Comparative Effectiveness Research - reuse of clinical trial data using text analytics

With the ongoing focus on healthcare outcomes-based payment models, pharmaceutical companies face powerful pressures to demonstrate not just safety and efficacy of a new treatment, but also both cost effectiveness and comparative effectiveness. This means they must show that their agent is not only better than placebo but also better than other agents. Comparative effectiveness of any particular treatment can be established by interventional clinical trials, observational real-world evidence studies, or systematic review and meta-analysis. Access to on-going and past clinical trials via trial registries provides much valuable information, but effective search can be hindered by issues such as search vocabularies and problems of searching the unstructured text.

Merck recently published a paper, demonstrating the success of a text-mining pipeline that overcomes these issues and extracts key information for comparative effectiveness research from clinical trial registries. Researchers in the Informatics IT group wanted to search clinical trial registries (NIH, WHO International Clinical Trials Registry Platform (ICTRP), and Citeline Trialtrove) and synthesize comparative effectiveness data for a set of Merck drugs, in order to:

  • Proactively identify opportunities and risks
  • Improve the understanding of the needs of external stakeholders
  • Make faster informed decisions on inline and development products

They developed a Pipeline Pilot workflow that used the power of Linguamatics I2E natural language processing to extract key fields from relevant records across the three different registries, to remove duplications and to present an integrated and structured output to the product development teams for decision support.

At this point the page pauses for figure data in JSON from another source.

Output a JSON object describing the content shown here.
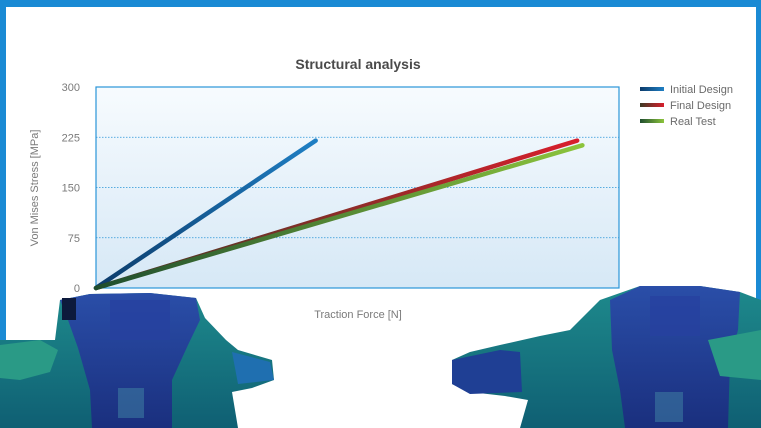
{
  "colors": {
    "frame_accent": "#1a8ad4",
    "plot_bg_top": "#f7fbfe",
    "plot_bg_bottom": "#d6e8f6",
    "plot_border": "#2a95d8",
    "grid": "#2a95d8"
  },
  "chart_data": {
    "type": "line",
    "title": "Structural analysis",
    "xlabel": "Traction Force [N]",
    "ylabel": "Von Mises Stress [MPa]",
    "ylim": [
      0,
      300
    ],
    "yticks": [
      "0",
      "75",
      "150",
      "225",
      "300"
    ],
    "xlim": [
      0,
      100
    ],
    "grid": "horizontal dotted",
    "legend_position": "top-right",
    "series": [
      {
        "name": "Initial Design",
        "color": "#1f7fc4",
        "color_dark": "#0c3b6a",
        "x": [
          0,
          42
        ],
        "y": [
          0,
          220
        ]
      },
      {
        "name": "Final Design",
        "color": "#d81e2c",
        "color_dark": "#3c3b25",
        "x": [
          0,
          92
        ],
        "y": [
          0,
          220
        ]
      },
      {
        "name": "Real Test",
        "color": "#8cc43c",
        "color_dark": "#1f4d2e",
        "x": [
          0,
          93
        ],
        "y": [
          0,
          213
        ]
      }
    ]
  },
  "illustrations": {
    "left_part": "fea-stress-map",
    "right_part": "fea-stress-map"
  }
}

Information from each clinical trial record was extracted and harmonised using I2E, from both structured and unstructured text fields within the records.

Interestingly, the researchers found that the three clinical trial data sources provided some, but not all, relevant trials. Many of the comparative effectiveness research trials identified for each of the six Merck drugs were found in all three of the clinical trial sources, but a significant number were found in only one or two, emphasizing the need to search multiple sources for most complete results. Thus the text mining pipeline provided a more comprehensive and accurate data set, as well as a considerable speed-up, compared to the equivalent manual process. 

The timely information alerts provided by this system have enabled Merck to stay at the forefront of emerging clinical research.

Overlap of Clinical Trial reports. Venn diagram showing the metrics of the numbers of clinical trials retrieved from each of the three clinical trial registries, showing the overlap between the different sources.